Tomasz Golan has been working at NeuroSYS since 2017. His research interests include computer vision and machine learning algorithms.
He worked on various problems related to image classification, object detection, and pose estimation. He holds a PhD in theoretical physics for the thesis on modeling nuclear effects in a Monte Carlo neutrino event generator. For about 10 years, he was a member of the T2K collaboration – a particle physics experiment studying neutrino oscillation – and, together with all the collaborators, he was awarded the 2016 Breakthrough Prize in Fundamental Physics.
In the years 2014-2016, he worked as a Postdoctoral Associate in a joint appointment with Fermi National Accelerator Laboratory (Scientific Computing Division) and the University of Rochester (Department of Physics and Astronomy). He was responsible for implementing theoretical models in the GENIE Neutrino Monte Carlo Generator and designing the system for automated validation running on Fermilab’s servers. He also joined the MINERvA collaboration (a high energy physics experiment studying neutrino interactions with nuclei), where he was the coordinator of the Monte Carlo generators group and one of the originators of using machine learning methods for physics reconstruction.
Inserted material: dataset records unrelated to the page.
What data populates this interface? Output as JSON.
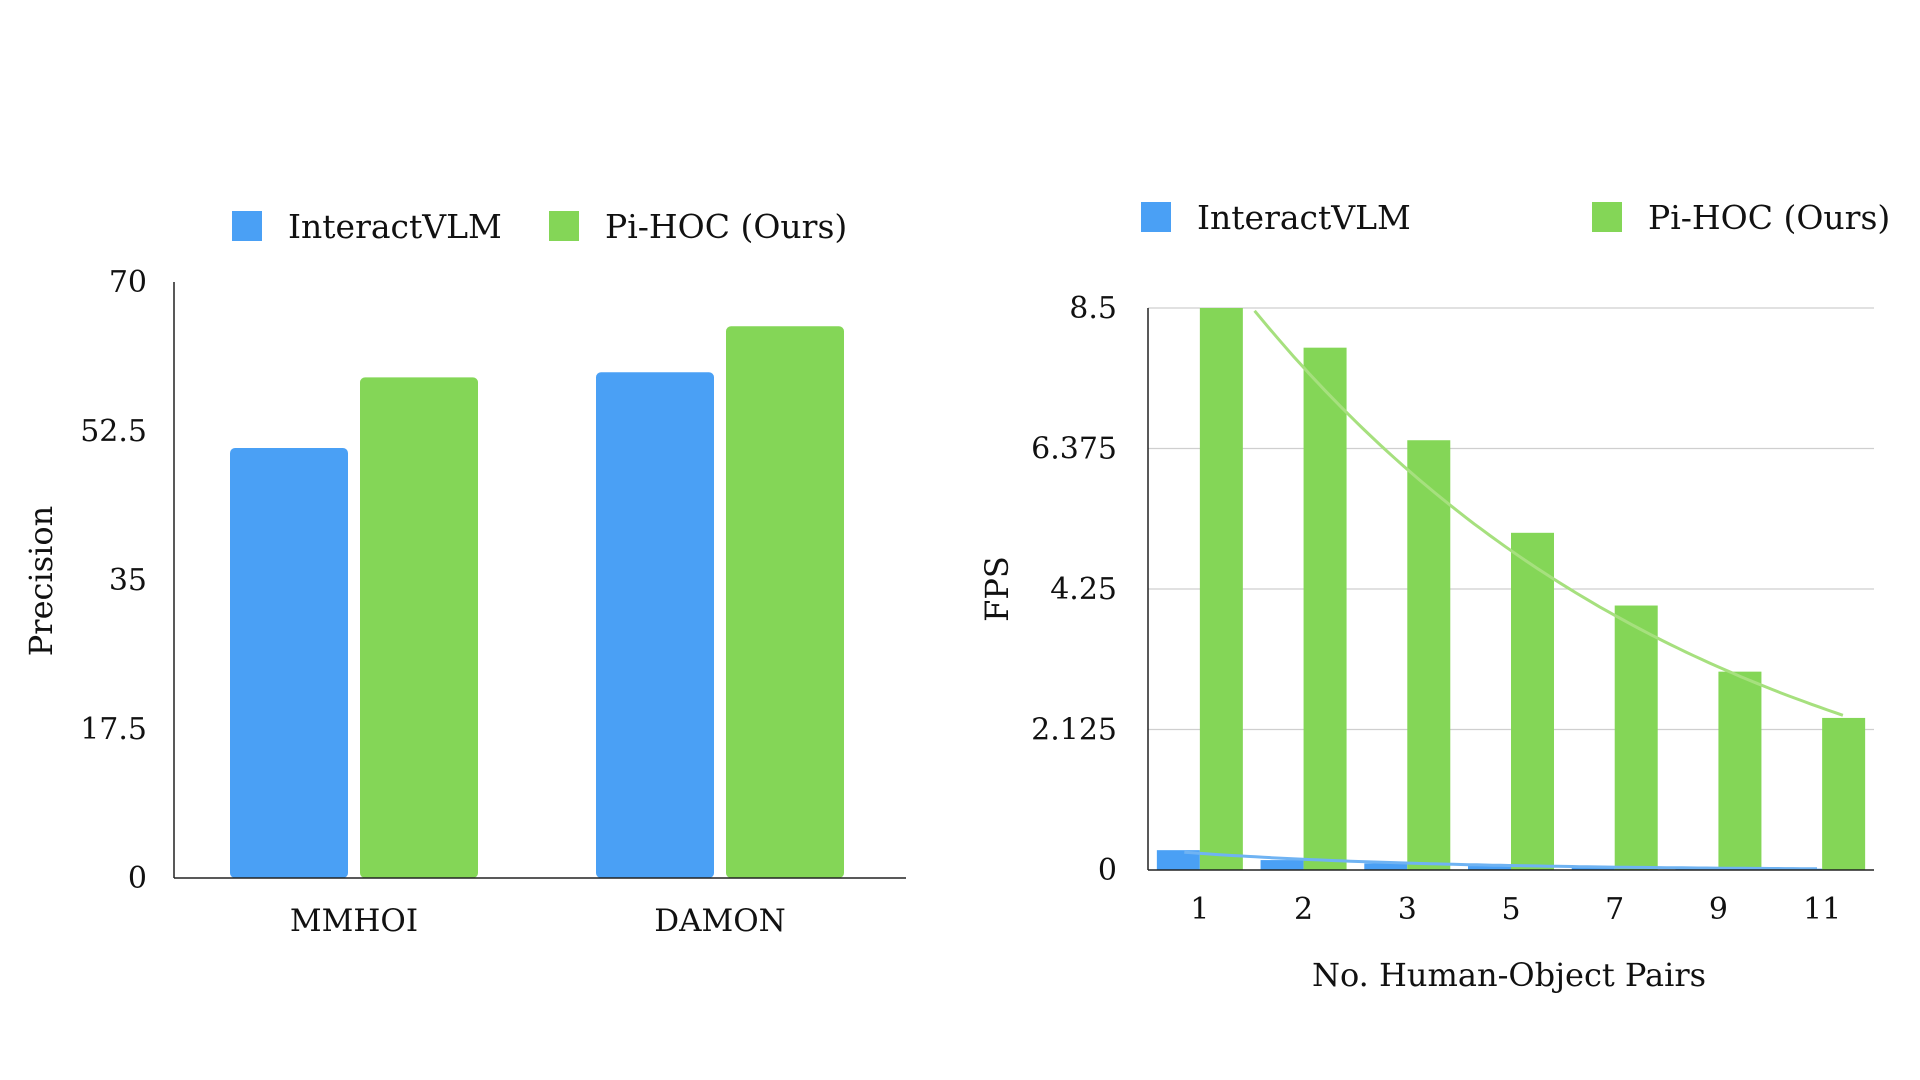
{
  "colors": {
    "interactvlm": "#4aa0f5",
    "pihoc": "#84d657"
  },
  "chart_data": [
    {
      "type": "bar",
      "title": "",
      "categories": [
        "MMHOI",
        "DAMON"
      ],
      "series": [
        {
          "name": "InteractVLM",
          "values": [
            50.5,
            59.4
          ]
        },
        {
          "name": "Pi-HOC (Ours)",
          "values": [
            58.8,
            64.8
          ]
        }
      ],
      "xlabel": "",
      "ylabel": "Precision",
      "ylim": [
        0,
        70
      ],
      "yticks": [
        "0",
        "17.5",
        "35",
        "52.5",
        "70"
      ],
      "grid": false,
      "legend": "top"
    },
    {
      "type": "bar",
      "title": "",
      "categories": [
        "1",
        "2",
        "3",
        "5",
        "7",
        "9",
        "11"
      ],
      "series": [
        {
          "name": "InteractVLM",
          "values": [
            0.3,
            0.15,
            0.1,
            0.06,
            0.04,
            0.03,
            0.02
          ]
        },
        {
          "name": "Pi-HOC (Ours)",
          "values": [
            8.5,
            7.9,
            6.5,
            5.1,
            4.0,
            3.0,
            2.3
          ]
        }
      ],
      "trendlines": [
        {
          "series": "InteractVLM",
          "type": "exponential"
        },
        {
          "series": "Pi-HOC (Ours)",
          "type": "exponential"
        }
      ],
      "xlabel": "No. Human-Object Pairs",
      "ylabel": "FPS",
      "ylim": [
        0,
        8.5
      ],
      "yticks": [
        "0",
        "2.125",
        "4.25",
        "6.375",
        "8.5"
      ],
      "grid": true,
      "legend": "top"
    }
  ]
}
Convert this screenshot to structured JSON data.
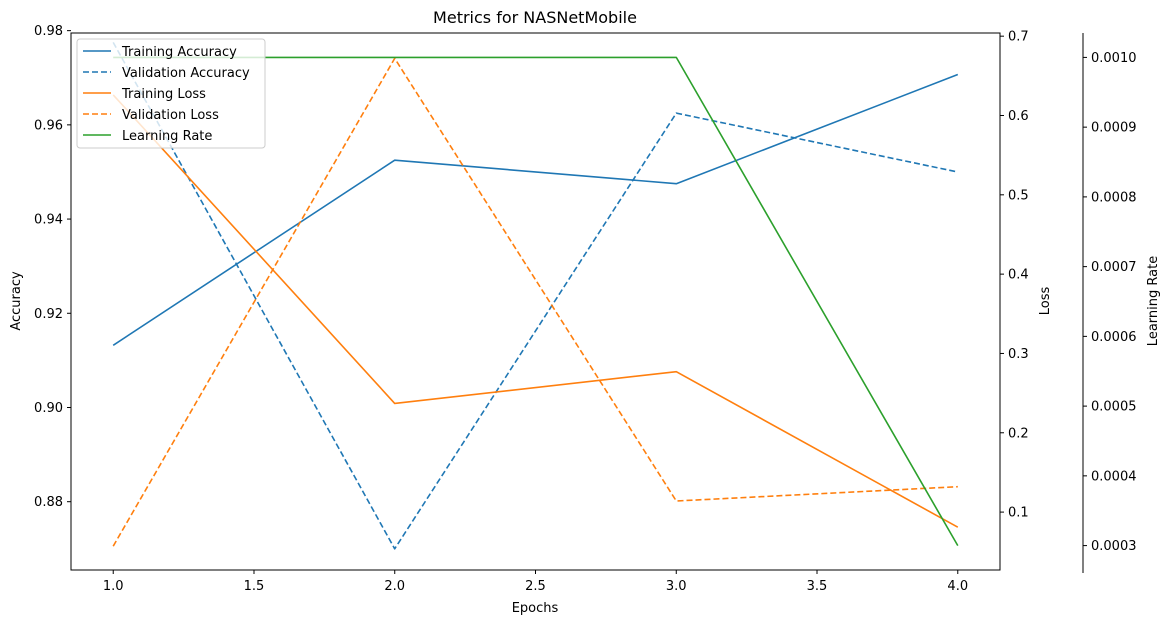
{
  "chart_data": {
    "type": "line",
    "title": "Metrics for NASNetMobile",
    "xlabel": "Epochs",
    "x": [
      1,
      2,
      3,
      4
    ],
    "xlim": [
      0.85,
      4.15
    ],
    "xticks": [
      "1.0",
      "1.5",
      "2.0",
      "2.5",
      "3.0",
      "3.5",
      "4.0"
    ],
    "axes": {
      "accuracy": {
        "label": "Accuracy",
        "side": "left",
        "ylim": [
          0.8655,
          0.9795
        ],
        "ticks": [
          "0.88",
          "0.90",
          "0.92",
          "0.94",
          "0.96",
          "0.98"
        ]
      },
      "loss": {
        "label": "Loss",
        "side": "right",
        "ylim": [
          0.027,
          0.704
        ],
        "ticks": [
          "0.1",
          "0.2",
          "0.3",
          "0.4",
          "0.5",
          "0.6",
          "0.7"
        ]
      },
      "lr": {
        "label": "Learning Rate",
        "side": "right-outer",
        "ylim": [
          0.000265,
          0.001035
        ],
        "ticks": [
          "0.0003",
          "0.0004",
          "0.0005",
          "0.0006",
          "0.0007",
          "0.0008",
          "0.0009",
          "0.0010"
        ]
      }
    },
    "series": [
      {
        "name": "Training Accuracy",
        "axis": "accuracy",
        "style": "solid",
        "color": "#1f77b4",
        "values": [
          0.9132,
          0.9525,
          0.9475,
          0.9707
        ]
      },
      {
        "name": "Validation Accuracy",
        "axis": "accuracy",
        "style": "dashed",
        "color": "#1f77b4",
        "values": [
          0.9775,
          0.87,
          0.9625,
          0.95
        ]
      },
      {
        "name": "Training Loss",
        "axis": "loss",
        "style": "solid",
        "color": "#ff7f0e",
        "values": [
          0.626,
          0.237,
          0.277,
          0.081
        ]
      },
      {
        "name": "Validation Loss",
        "axis": "loss",
        "style": "dashed",
        "color": "#ff7f0e",
        "values": [
          0.057,
          0.672,
          0.114,
          0.132
        ]
      },
      {
        "name": "Learning Rate",
        "axis": "lr",
        "style": "solid",
        "color": "#2ca02c",
        "values": [
          0.001,
          0.001,
          0.001,
          0.0003
        ]
      }
    ],
    "legend": "upper-left",
    "grid": false
  }
}
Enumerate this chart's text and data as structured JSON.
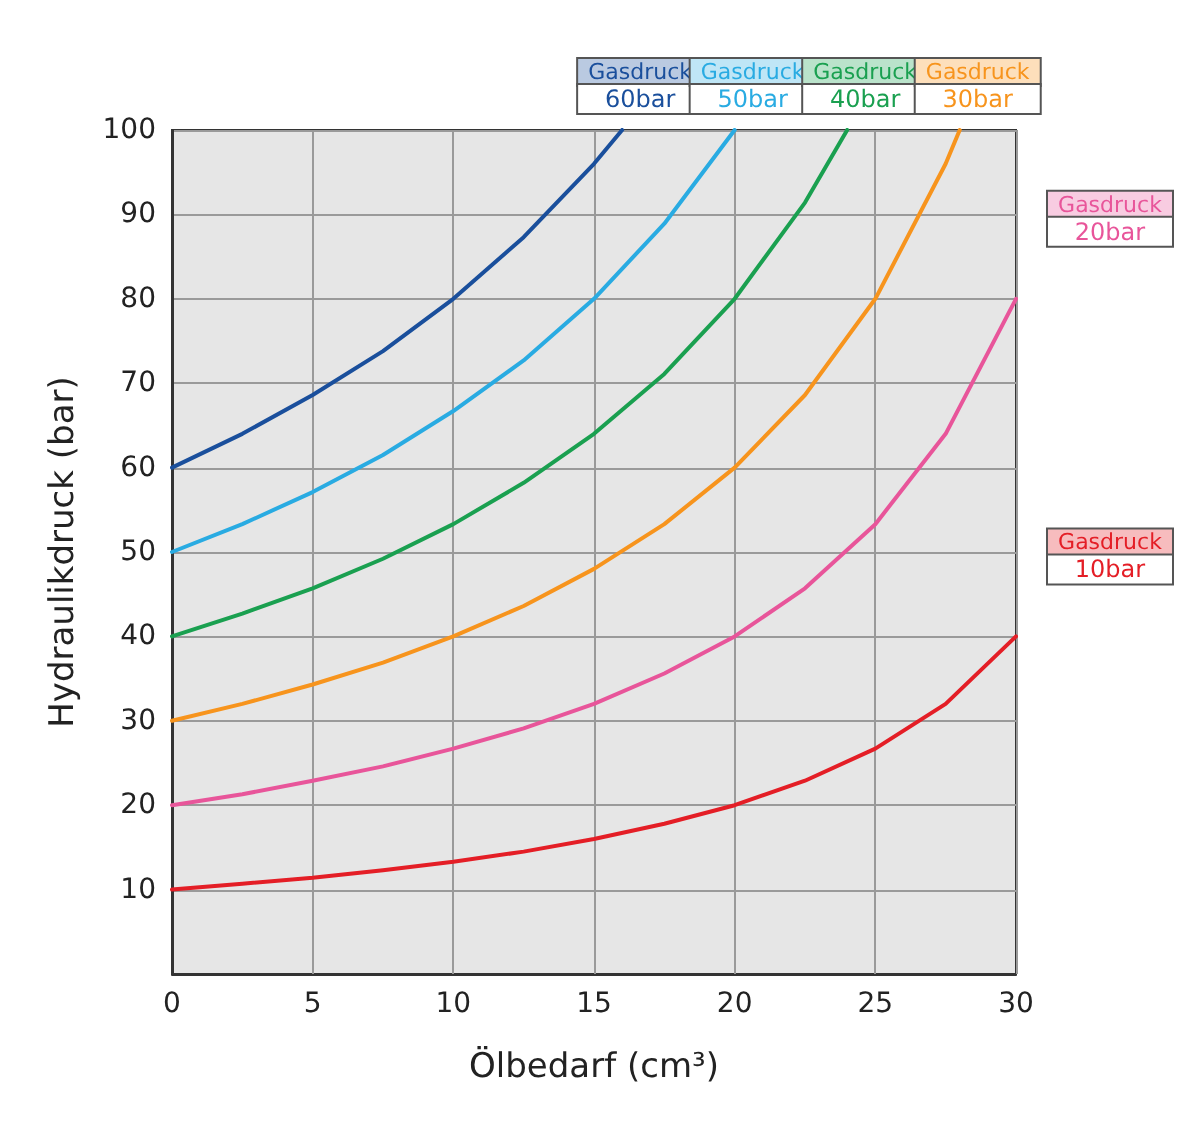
{
  "chart_data": {
    "type": "line",
    "xlabel": "Ölbedarf (cm³)",
    "ylabel": "Hydraulikdruck (bar)",
    "xlim": [
      0,
      30
    ],
    "xticks": [
      0,
      5,
      10,
      15,
      20,
      25,
      30
    ],
    "ylim": [
      0,
      100
    ],
    "yticks": [
      10,
      20,
      30,
      40,
      50,
      60,
      70,
      80,
      90,
      100
    ],
    "grid": true,
    "marker": "none",
    "line_style": "solid",
    "series": [
      {
        "name": "Gasdruck 60bar",
        "color": "#1a4f9c",
        "x": [
          0,
          2.5,
          5,
          7.5,
          10,
          12.5,
          15,
          16
        ],
        "values": [
          60,
          64,
          68.6,
          73.8,
          80,
          87.3,
          96,
          100
        ]
      },
      {
        "name": "Gasdruck 50bar",
        "color": "#29abe2",
        "x": [
          0,
          2.5,
          5,
          7.5,
          10,
          12.5,
          15,
          17.5,
          20
        ],
        "values": [
          50,
          53.3,
          57.1,
          61.5,
          66.7,
          72.7,
          80,
          88.9,
          100
        ]
      },
      {
        "name": "Gasdruck 40bar",
        "color": "#1aa050",
        "x": [
          0,
          2.5,
          5,
          7.5,
          10,
          12.5,
          15,
          17.5,
          20,
          22.5,
          24
        ],
        "values": [
          40,
          42.7,
          45.7,
          49.2,
          53.3,
          58.2,
          64,
          71.1,
          80,
          91.4,
          100
        ]
      },
      {
        "name": "Gasdruck 30bar",
        "color": "#f7941d",
        "x": [
          0,
          2.5,
          5,
          7.5,
          10,
          12.5,
          15,
          17.5,
          20,
          22.5,
          25,
          27.5,
          28
        ],
        "values": [
          30,
          32,
          34.3,
          36.9,
          40,
          43.6,
          48,
          53.3,
          60,
          68.6,
          80,
          96,
          100
        ]
      },
      {
        "name": "Gasdruck 20bar",
        "color": "#e8559a",
        "x": [
          0,
          2.5,
          5,
          7.5,
          10,
          12.5,
          15,
          17.5,
          20,
          22.5,
          25,
          27.5,
          30
        ],
        "values": [
          20,
          21.3,
          22.9,
          24.6,
          26.7,
          29.1,
          32,
          35.6,
          40,
          45.7,
          53.3,
          64,
          80
        ]
      },
      {
        "name": "Gasdruck 10bar",
        "color": "#e41e26",
        "x": [
          0,
          2.5,
          5,
          7.5,
          10,
          12.5,
          15,
          17.5,
          20,
          22.5,
          25,
          27.5,
          30
        ],
        "values": [
          10,
          10.7,
          11.4,
          12.3,
          13.3,
          14.5,
          16,
          17.8,
          20,
          22.9,
          26.7,
          32,
          40
        ]
      }
    ]
  }
}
In the years 2016-2019, he was an assistant professor at the University of Wroclaw, continuing his research on neutrino interactions and the application of machine learning in high energy physics. He joined the MINERvA Institutional Board to represent the University of Wroclaw within the collaboration. He is the co-author of 50+ scientific publications in journals from ICI Master Journal List. He presented his research at 6 international conferences and he was a member of the scientific committee of the NuInt 2017 conference.